The study doesn’t surprise geriatrician Sharon A. Brangman at Upstate Medical University.

“Alzheimer’s is complex,” said Brangman, who is a distinguished service professor, chairwoman of geriatric medicine and director of the Upstate Center of Excellence for Alzheimer’s Disease and director of the Upstate Center of Excellence for Alzheimer’s Disease.

“It is a neurodegenerative disease. Nerve cells are dying. When you lose hearing, nerve cells are dying. A combination of things is happening that can increase your risk of Alzheimer’s. It’s never just one thing but a combination.”

The correlation between untreated hearing loss and a higher risk of Alzheimer’s has to do with brain changes. Those with untreated hearing loss receive less auditory stimuli than those with good hearing. Brangman said that the center of the brain that helps people interpret sound and connect it to a memory gets less use if the person isn’t hearing as much around them.

“That can increase disassociation with the world around you,” she said. “Research is looking at changes in the retina that may have association with a higher risk of Alzheimer’s. It’s all connected to what’s happening in the brain.”

During the pandemic, many older adults become more isolated as during the quarantine period and following, they stayed away from social gatherings to avoid catching COVID-19. Brangman said that she noted an increase in cases of dementia and cognitive decline as sensory deprivation and lack of regular socialization were commonplace.

“There are many layers to making a diagnosis of Alzheimer’s and talking with people about their risk of developing Alzheimer’s disease,” Brangman said. “There are things we can do to reduce that risk. If someone has hearing loss, we recommend hearing aids and if they have visual problems to get their eyes checked. Sensory input is so important for brain health.”

Introducing hearing aids earlier can also make their use more effective so that the brain becomes accustomed to their input. For those who would develop cognitive decline, earlier adoption of hearing aids to treat hearing issues can delay onset of dementia by seven years.

Clayton Andrews, board-certified hearing instrument specialist at Upstate Hearing Solutions in Oswego, said that the Danish study draws “a very solid correlation.
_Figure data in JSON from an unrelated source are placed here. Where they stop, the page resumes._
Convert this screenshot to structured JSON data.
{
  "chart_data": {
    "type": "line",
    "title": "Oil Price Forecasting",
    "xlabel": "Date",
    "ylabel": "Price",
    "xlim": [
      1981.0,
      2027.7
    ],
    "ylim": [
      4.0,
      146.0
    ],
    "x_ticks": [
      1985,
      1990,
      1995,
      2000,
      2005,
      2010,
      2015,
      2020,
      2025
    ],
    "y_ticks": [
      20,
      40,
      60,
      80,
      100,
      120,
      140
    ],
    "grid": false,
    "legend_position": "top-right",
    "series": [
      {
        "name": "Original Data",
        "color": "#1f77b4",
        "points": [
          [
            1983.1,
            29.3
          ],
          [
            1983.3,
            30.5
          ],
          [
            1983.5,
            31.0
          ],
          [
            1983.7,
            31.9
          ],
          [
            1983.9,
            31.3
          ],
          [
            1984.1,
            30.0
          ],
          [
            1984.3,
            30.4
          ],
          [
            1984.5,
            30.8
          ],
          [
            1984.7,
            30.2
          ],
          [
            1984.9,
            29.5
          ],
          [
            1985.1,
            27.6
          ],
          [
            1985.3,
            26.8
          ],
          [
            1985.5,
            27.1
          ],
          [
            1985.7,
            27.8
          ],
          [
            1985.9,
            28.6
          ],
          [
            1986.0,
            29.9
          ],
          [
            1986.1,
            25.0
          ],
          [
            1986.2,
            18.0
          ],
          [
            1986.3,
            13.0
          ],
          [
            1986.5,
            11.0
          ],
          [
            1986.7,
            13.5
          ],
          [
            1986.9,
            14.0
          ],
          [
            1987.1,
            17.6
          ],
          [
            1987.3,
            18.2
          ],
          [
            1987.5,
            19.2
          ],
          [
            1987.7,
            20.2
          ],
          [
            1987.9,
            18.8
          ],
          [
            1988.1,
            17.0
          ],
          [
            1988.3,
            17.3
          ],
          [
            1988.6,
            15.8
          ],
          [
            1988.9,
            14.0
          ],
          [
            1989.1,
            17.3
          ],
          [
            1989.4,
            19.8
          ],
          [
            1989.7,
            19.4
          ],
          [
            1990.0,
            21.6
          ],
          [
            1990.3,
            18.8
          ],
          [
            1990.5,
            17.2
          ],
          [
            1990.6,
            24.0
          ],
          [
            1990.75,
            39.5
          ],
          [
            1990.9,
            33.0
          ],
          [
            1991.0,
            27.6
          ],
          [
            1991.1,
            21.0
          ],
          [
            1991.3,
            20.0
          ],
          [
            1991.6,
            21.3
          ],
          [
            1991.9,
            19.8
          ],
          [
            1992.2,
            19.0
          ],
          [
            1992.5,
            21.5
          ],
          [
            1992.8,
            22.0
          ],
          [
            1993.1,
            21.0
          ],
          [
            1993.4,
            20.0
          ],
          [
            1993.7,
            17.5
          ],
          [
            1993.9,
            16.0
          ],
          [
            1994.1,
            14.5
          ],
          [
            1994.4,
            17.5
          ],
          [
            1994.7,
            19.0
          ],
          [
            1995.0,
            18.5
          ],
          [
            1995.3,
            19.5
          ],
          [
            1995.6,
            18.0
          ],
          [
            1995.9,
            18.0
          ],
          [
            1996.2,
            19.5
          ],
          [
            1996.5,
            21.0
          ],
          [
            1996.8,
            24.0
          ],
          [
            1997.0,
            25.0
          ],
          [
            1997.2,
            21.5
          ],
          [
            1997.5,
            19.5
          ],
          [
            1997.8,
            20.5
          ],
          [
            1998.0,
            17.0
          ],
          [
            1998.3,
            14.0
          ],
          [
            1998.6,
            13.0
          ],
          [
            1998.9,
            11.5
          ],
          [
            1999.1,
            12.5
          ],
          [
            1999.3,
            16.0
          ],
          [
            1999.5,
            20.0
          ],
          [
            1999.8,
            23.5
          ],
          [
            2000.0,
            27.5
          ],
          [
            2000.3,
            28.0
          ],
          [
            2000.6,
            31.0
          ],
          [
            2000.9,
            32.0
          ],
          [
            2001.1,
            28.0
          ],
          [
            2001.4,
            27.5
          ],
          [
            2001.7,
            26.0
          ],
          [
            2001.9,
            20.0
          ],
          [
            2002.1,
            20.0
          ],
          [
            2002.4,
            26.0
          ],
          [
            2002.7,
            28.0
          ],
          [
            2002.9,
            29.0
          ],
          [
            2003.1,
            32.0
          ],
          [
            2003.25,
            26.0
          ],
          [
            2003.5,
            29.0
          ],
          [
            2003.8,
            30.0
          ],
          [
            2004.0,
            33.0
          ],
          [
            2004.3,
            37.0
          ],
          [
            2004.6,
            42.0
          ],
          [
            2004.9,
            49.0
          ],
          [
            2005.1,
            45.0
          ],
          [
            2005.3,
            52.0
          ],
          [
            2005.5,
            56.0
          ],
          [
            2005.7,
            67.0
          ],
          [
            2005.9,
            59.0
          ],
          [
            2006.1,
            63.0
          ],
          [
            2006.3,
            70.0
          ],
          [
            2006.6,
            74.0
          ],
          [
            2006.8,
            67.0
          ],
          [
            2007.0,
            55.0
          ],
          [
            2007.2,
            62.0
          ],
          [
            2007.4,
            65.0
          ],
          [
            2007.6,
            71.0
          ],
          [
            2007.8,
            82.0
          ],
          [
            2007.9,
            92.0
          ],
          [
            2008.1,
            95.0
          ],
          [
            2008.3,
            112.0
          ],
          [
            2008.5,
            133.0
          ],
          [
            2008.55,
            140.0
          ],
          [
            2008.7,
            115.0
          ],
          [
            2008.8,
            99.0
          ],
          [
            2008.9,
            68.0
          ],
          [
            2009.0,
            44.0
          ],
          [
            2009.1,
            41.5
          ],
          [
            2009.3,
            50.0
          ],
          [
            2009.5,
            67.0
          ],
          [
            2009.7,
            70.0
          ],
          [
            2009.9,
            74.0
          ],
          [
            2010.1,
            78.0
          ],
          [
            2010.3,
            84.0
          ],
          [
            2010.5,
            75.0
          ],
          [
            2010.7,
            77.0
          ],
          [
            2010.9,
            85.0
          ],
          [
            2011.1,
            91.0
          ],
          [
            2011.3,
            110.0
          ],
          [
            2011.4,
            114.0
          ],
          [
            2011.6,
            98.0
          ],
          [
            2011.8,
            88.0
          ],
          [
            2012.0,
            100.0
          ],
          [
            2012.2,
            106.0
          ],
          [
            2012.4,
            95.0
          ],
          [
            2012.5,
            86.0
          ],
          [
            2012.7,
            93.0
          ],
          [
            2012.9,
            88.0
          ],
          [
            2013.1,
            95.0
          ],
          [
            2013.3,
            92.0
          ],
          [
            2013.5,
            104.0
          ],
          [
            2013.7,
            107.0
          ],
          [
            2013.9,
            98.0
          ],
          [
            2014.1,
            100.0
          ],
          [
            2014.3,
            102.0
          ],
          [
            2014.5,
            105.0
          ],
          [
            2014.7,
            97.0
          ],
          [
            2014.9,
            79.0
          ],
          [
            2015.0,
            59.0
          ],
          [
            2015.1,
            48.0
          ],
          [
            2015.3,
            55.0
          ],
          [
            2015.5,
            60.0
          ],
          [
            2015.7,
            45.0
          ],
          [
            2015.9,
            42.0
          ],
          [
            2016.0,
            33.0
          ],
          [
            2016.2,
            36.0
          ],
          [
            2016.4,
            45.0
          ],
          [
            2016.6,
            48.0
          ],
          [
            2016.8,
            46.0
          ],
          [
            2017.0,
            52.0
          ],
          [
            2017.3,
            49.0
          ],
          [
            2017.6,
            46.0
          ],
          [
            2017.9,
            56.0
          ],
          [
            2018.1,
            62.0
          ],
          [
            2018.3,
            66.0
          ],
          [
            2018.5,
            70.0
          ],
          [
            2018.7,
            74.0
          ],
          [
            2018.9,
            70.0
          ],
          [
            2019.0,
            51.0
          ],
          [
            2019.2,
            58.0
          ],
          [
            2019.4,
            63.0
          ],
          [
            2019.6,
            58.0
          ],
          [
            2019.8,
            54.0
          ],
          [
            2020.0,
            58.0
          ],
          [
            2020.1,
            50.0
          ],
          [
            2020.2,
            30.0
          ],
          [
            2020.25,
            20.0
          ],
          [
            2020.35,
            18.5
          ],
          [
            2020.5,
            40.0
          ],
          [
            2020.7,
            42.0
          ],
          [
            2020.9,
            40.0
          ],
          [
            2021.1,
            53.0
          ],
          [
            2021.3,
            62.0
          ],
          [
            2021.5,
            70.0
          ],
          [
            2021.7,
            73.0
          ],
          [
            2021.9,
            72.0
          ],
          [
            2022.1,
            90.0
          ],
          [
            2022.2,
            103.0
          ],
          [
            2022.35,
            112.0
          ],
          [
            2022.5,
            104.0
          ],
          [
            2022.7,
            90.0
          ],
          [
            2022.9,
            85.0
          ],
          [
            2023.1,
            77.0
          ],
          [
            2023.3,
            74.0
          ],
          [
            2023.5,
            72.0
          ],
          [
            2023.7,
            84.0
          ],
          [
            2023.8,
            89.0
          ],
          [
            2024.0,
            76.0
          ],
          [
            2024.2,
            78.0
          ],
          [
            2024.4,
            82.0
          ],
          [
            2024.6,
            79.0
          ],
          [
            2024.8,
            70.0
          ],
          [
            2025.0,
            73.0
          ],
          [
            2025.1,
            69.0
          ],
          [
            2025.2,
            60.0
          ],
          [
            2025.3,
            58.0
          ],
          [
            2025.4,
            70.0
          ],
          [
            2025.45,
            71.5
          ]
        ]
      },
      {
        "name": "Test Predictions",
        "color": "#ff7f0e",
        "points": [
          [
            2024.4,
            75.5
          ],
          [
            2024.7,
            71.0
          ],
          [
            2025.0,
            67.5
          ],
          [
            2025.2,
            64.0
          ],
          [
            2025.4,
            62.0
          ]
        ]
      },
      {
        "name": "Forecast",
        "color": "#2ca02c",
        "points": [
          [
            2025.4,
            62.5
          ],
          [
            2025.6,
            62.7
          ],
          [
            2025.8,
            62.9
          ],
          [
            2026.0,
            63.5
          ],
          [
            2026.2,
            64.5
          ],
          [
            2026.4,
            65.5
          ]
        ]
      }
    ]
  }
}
The latest data coming out of John Hopkins that the more severe your untreated hearing loss is and the longer it goes, the more likely you will be diagnosed with dementia. I see a correlation between dementia and untreated hearing loss.”

He said that many people delay treating their hearing loss because they don’t realize they have a hearing loss. Typically, family members notice before the patient himself.

Some people believe that hearing instruments are too costly for them to afford. Andrew related that most insurance companies offer up to 100% coverage, which wasn’t the case 30 years ago.

“I implore people to get help,” Andrews said. “It will change their life. It breaks my heart when they don’t. God gave us eyes and ears for one reason or another. They’re kind of important.”

Unfortunately, many people wait eight to 10 years before treating their hearing problem, according to Doug Brown, audiologist and owner of DB Audiology Associates, PC in Syracuse.

By leaving hearing loss untreated, people “tend to withdraw more socially,” Brown said. “It’s a matter of clarity of speech. People have a tendency to withdraw because they don’t want to be put in that position of not understanding. You may make those changes to withdraw unconsciously. As you’re isolated and not interacting with friends and being challenged to think of different things, the cognition does change.”

Brown thinks that many people choose to delay treating their hearing loss because of stigma of using hearing aids as something for “old people.” However, hearing aids help improve the lives of people of all ages.

“I’d say that fear of dementia shouldn’t be the reason you get a hearing aid,” Brown said. “It should be so you can participate in those important activities of life that you want to participate in. The other side effects of improved cognition and slowing down of dementia are nice side effects. The reason you get a hearing aid is to hear better.”